During my trip to Hong Kong I talked to friends and family who have lost jobs because of the financial crisis.
One works for a bank and the financial institution has its hands tied not being able to do its job of lending and borrowing money.
Another works for a graphics design company and since he's been there for eight years, his compensation package should be big, but he doesn't expect to get the whole amount.
And another who is still chasing her old boss for back pay, couldn't even give her HK$1,000 last month for her to pay the rent. She had to call her landlord and explain the situation, who was luckily understanding.
However, there are other landlords who think they can get even more money in these tough times. A popular bakery in Hong Kong closed about a week ago after the landlord raised the rent to over HK$300,000 ($38,700) a month. How can the eatery pay that amount despite being busy all day? Imagine how many buns and tarts they'd have to sell?
In these lean times, one would think a landlord would prefer to have his or her space occupied than empty. Some people are just too greedy.
And then there are those who have had to downsize big time.
I heard about a woman who had a good job, lived in the tony Mid-Levels area with her two children who went to international schools where tuition is HK$10,000 ($1,290) a month. She also had a maid and a chauffeur.
But then this woman recently lost her job and has now been reduced to moving her family to a small apartment in Sha Tin in the New Territories minus the maid, chauffeur and car.

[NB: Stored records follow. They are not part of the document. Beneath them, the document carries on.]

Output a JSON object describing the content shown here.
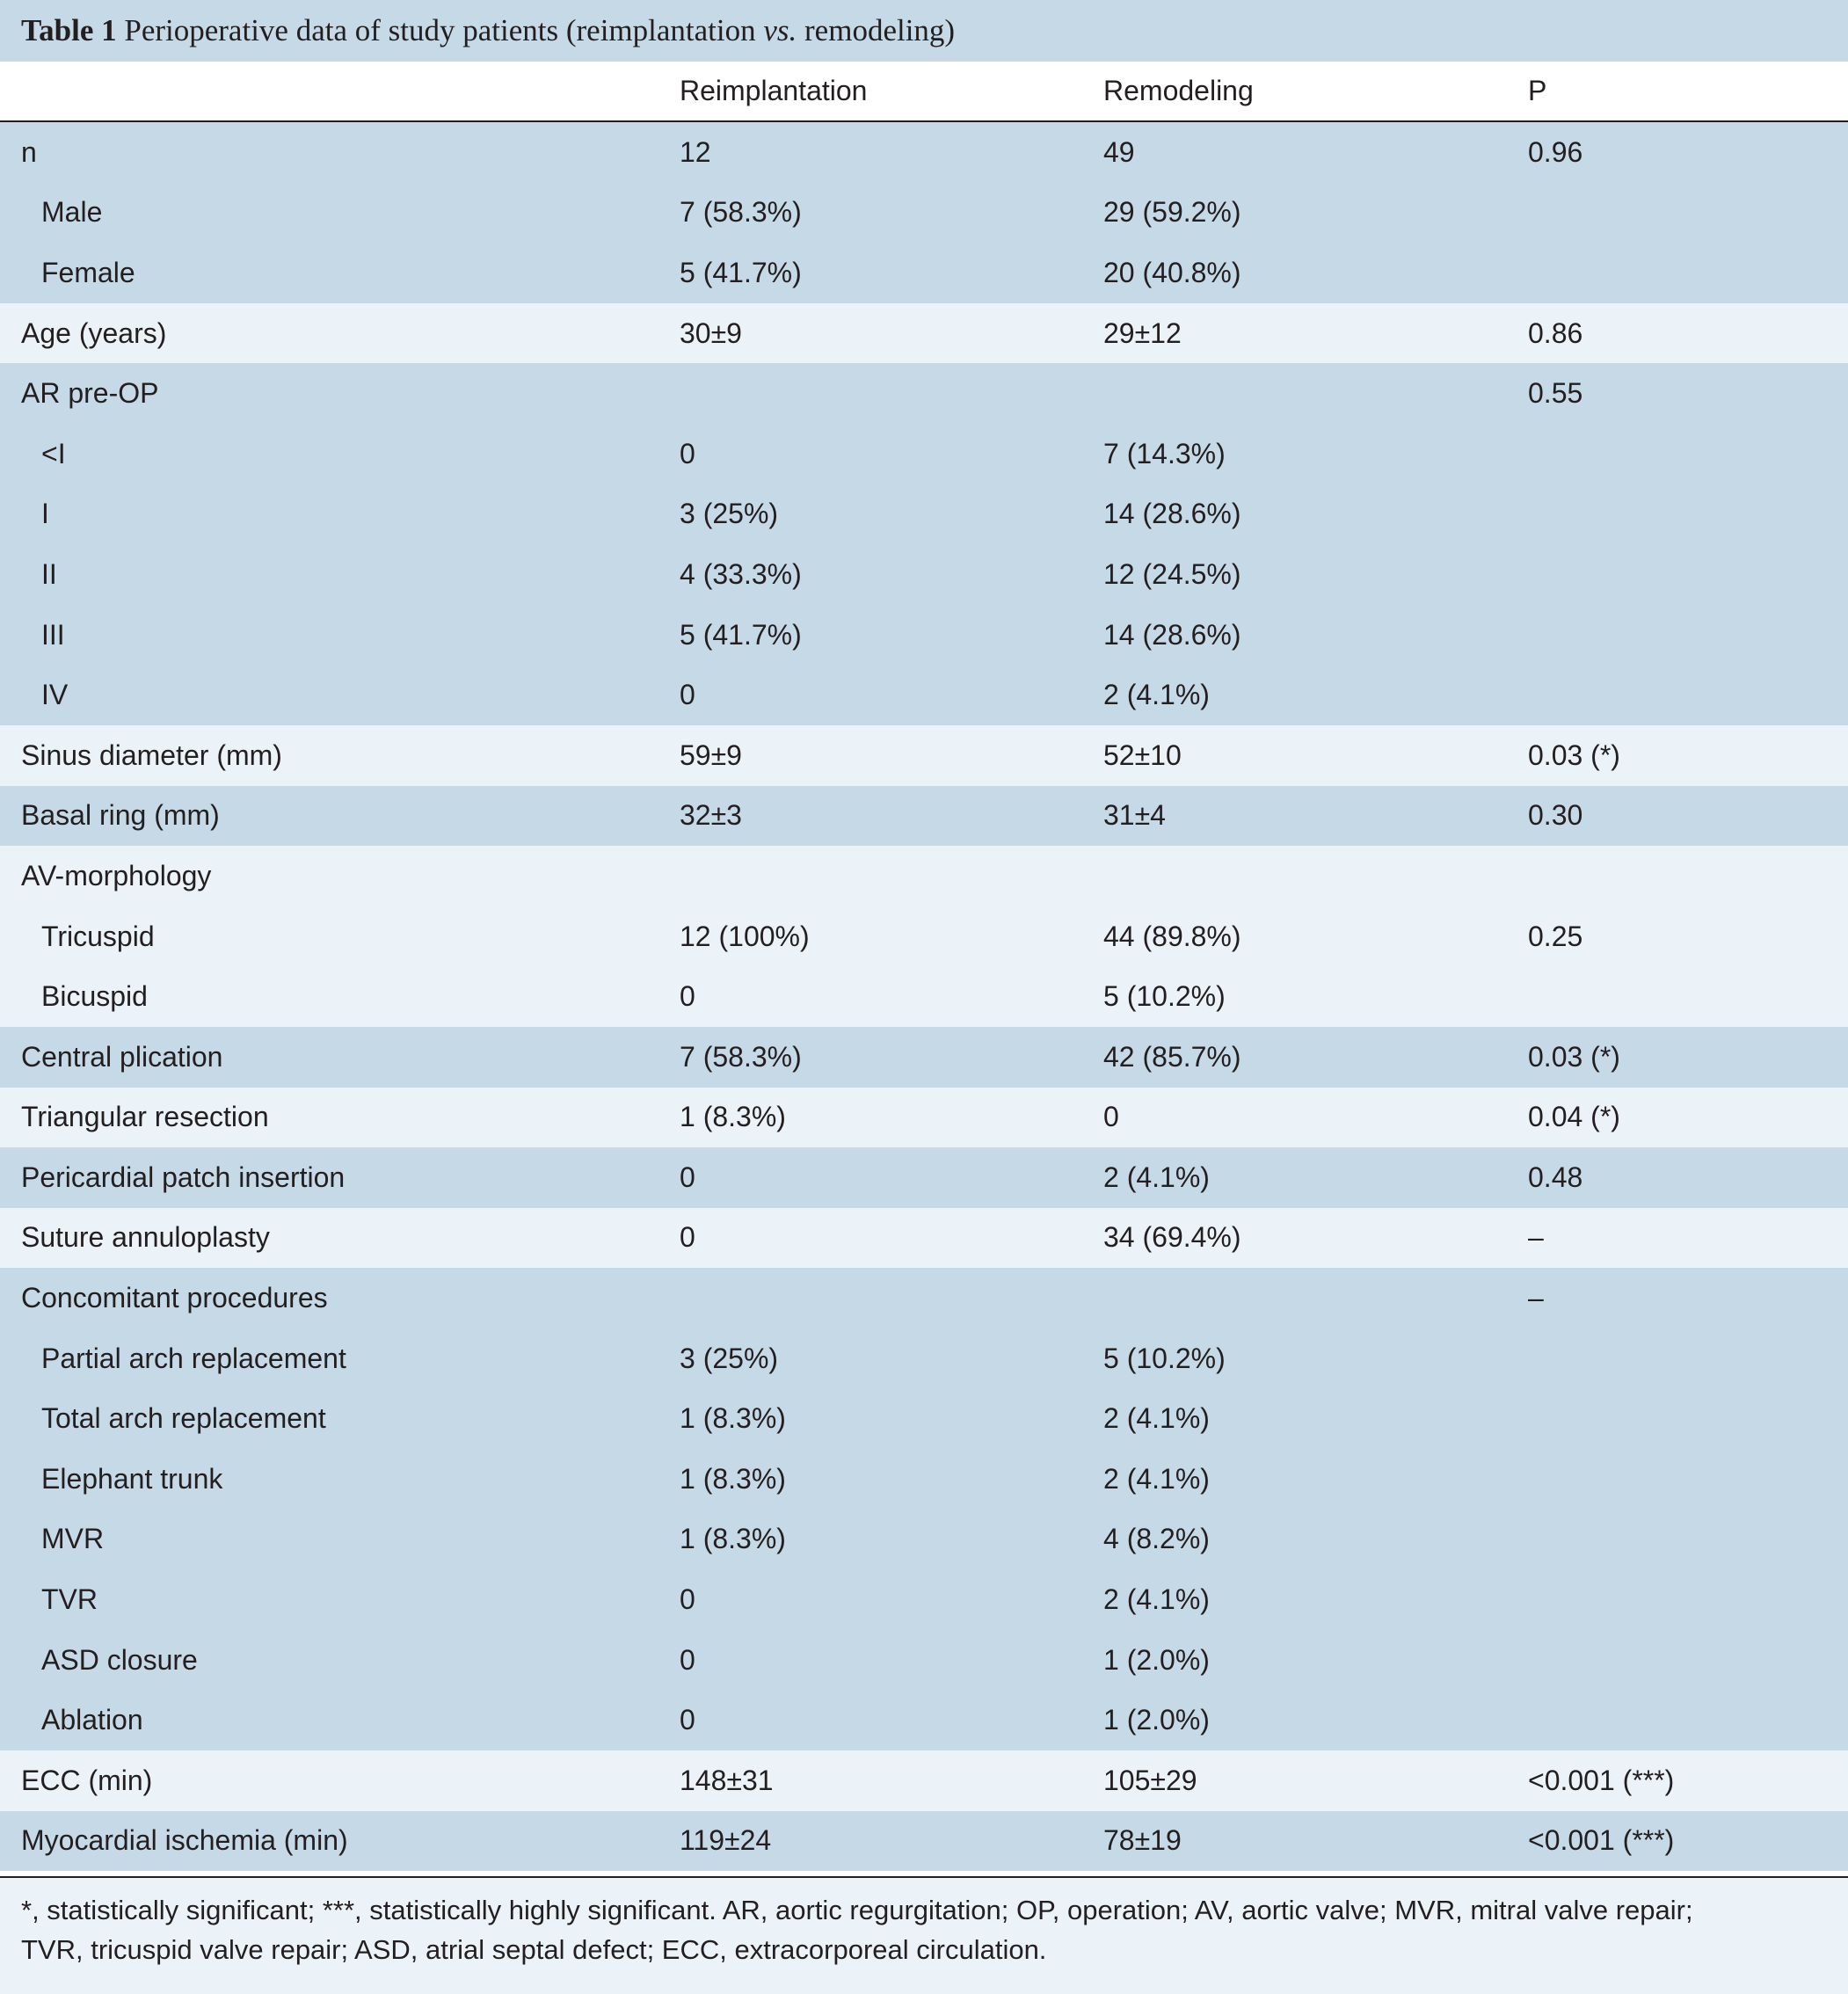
{
  "title": {
    "label": "Table 1",
    "text_before": " Perioperative data of study patients (reimplantation ",
    "vs": "vs.",
    "text_after": " remodeling)"
  },
  "columns": [
    "",
    "Reimplantation",
    "Remodeling",
    "P"
  ],
  "rows": [
    {
      "label": "n",
      "indent": false,
      "shade": "dark",
      "reimp": "12",
      "remod": "49",
      "p": "0.96"
    },
    {
      "label": "Male",
      "indent": true,
      "shade": "dark",
      "reimp": "7 (58.3%)",
      "remod": "29 (59.2%)",
      "p": ""
    },
    {
      "label": "Female",
      "indent": true,
      "shade": "dark",
      "reimp": "5 (41.7%)",
      "remod": "20 (40.8%)",
      "p": ""
    },
    {
      "label": "Age (years)",
      "indent": false,
      "shade": "light",
      "reimp": "30±9",
      "remod": "29±12",
      "p": "0.86"
    },
    {
      "label": "AR pre-OP",
      "indent": false,
      "shade": "dark",
      "reimp": "",
      "remod": "",
      "p": "0.55"
    },
    {
      "label": "<I",
      "indent": true,
      "shade": "dark",
      "reimp": "0",
      "remod": "7 (14.3%)",
      "p": ""
    },
    {
      "label": "I",
      "indent": true,
      "shade": "dark",
      "reimp": "3 (25%)",
      "remod": "14 (28.6%)",
      "p": ""
    },
    {
      "label": "II",
      "indent": true,
      "shade": "dark",
      "reimp": "4 (33.3%)",
      "remod": "12 (24.5%)",
      "p": ""
    },
    {
      "label": "III",
      "indent": true,
      "shade": "dark",
      "reimp": "5 (41.7%)",
      "remod": "14 (28.6%)",
      "p": ""
    },
    {
      "label": "IV",
      "indent": true,
      "shade": "dark",
      "reimp": "0",
      "remod": "2 (4.1%)",
      "p": ""
    },
    {
      "label": "Sinus diameter (mm)",
      "indent": false,
      "shade": "light",
      "reimp": "59±9",
      "remod": "52±10",
      "p": "0.03 (*)"
    },
    {
      "label": "Basal ring (mm)",
      "indent": false,
      "shade": "dark",
      "reimp": "32±3",
      "remod": "31±4",
      "p": "0.30"
    },
    {
      "label": "AV-morphology",
      "indent": false,
      "shade": "light",
      "reimp": "",
      "remod": "",
      "p": ""
    },
    {
      "label": "Tricuspid",
      "indent": true,
      "shade": "light",
      "reimp": "12 (100%)",
      "remod": "44 (89.8%)",
      "p": "0.25"
    },
    {
      "label": "Bicuspid",
      "indent": true,
      "shade": "light",
      "reimp": "0",
      "remod": "5 (10.2%)",
      "p": ""
    },
    {
      "label": "Central plication",
      "indent": false,
      "shade": "dark",
      "reimp": "7 (58.3%)",
      "remod": "42 (85.7%)",
      "p": "0.03 (*)"
    },
    {
      "label": "Triangular resection",
      "indent": false,
      "shade": "light",
      "reimp": "1 (8.3%)",
      "remod": "0",
      "p": "0.04 (*)"
    },
    {
      "label": "Pericardial patch insertion",
      "indent": false,
      "shade": "dark",
      "reimp": "0",
      "remod": "2 (4.1%)",
      "p": "0.48"
    },
    {
      "label": "Suture annuloplasty",
      "indent": false,
      "shade": "light",
      "reimp": "0",
      "remod": "34 (69.4%)",
      "p": "–"
    },
    {
      "label": "Concomitant procedures",
      "indent": false,
      "shade": "dark",
      "reimp": "",
      "remod": "",
      "p": "–"
    },
    {
      "label": "Partial arch replacement",
      "indent": true,
      "shade": "dark",
      "reimp": "3 (25%)",
      "remod": "5 (10.2%)",
      "p": ""
    },
    {
      "label": "Total arch replacement",
      "indent": true,
      "shade": "dark",
      "reimp": "1 (8.3%)",
      "remod": "2 (4.1%)",
      "p": ""
    },
    {
      "label": "Elephant trunk",
      "indent": true,
      "shade": "dark",
      "reimp": "1 (8.3%)",
      "remod": "2 (4.1%)",
      "p": ""
    },
    {
      "label": "MVR",
      "indent": true,
      "shade": "dark",
      "reimp": "1 (8.3%)",
      "remod": "4 (8.2%)",
      "p": ""
    },
    {
      "label": "TVR",
      "indent": true,
      "shade": "dark",
      "reimp": "0",
      "remod": "2 (4.1%)",
      "p": ""
    },
    {
      "label": "ASD closure",
      "indent": true,
      "shade": "dark",
      "reimp": "0",
      "remod": "1 (2.0%)",
      "p": ""
    },
    {
      "label": "Ablation",
      "indent": true,
      "shade": "dark",
      "reimp": "0",
      "remod": "1 (2.0%)",
      "p": ""
    },
    {
      "label": "ECC (min)",
      "indent": false,
      "shade": "light",
      "reimp": "148±31",
      "remod": "105±29",
      "p": "<0.001 (***)"
    },
    {
      "label": "Myocardial ischemia (min)",
      "indent": false,
      "shade": "dark",
      "reimp": "119±24",
      "remod": "78±19",
      "p": "<0.001 (***)"
    }
  ],
  "footnote": {
    "line1": "*, statistically significant; ***, statistically highly significant. AR, aortic regurgitation; OP, operation; AV, aortic valve; MVR, mitral valve repair;",
    "line2": "TVR, tricuspid valve repair; ASD, atrial septal defect; ECC, extracorporeal circulation."
  },
  "colors": {
    "dark_band": "#c6d9e6",
    "light_band": "#ebf3f8",
    "rule": "#231f20"
  }
}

Meanwhile, a well-known clothing chain is trying to keep sales afloat with an interesting sales promotion.
Bossini, which produces casualwear, invites visitors to Hong Kong to enjoy a 20 percent on HK$800 or more on clothing provided they present their passport at the till.
Sales were pretty brisk at the Tsim Sha Tsui store even though many customers didn't reach the quota.
So 2009 will definitely be a test of who is most financially fit to weather the economic slowdown.
While things in Hong Kong appeared to be buoyant with the Christmas and New Year holidays, it will definitely be after Chinese New Year when things will become more apparent of how things will play out in the Special Administrative Region.
People are still buying, but being more careful with their consumer choices. They are demanding more for their buck and time is on their side.
Retailers, restaurants and other service-oriented industries are going to see it tough. But just like the 1997 financial crisis, Hong Kong will figure a way out and its people are resilient to keep going, somehow.
While service in this town is already much improved and visitor-friendly, the current economic slowdown will only result in even better service to cater to anyone willing to open their wallets.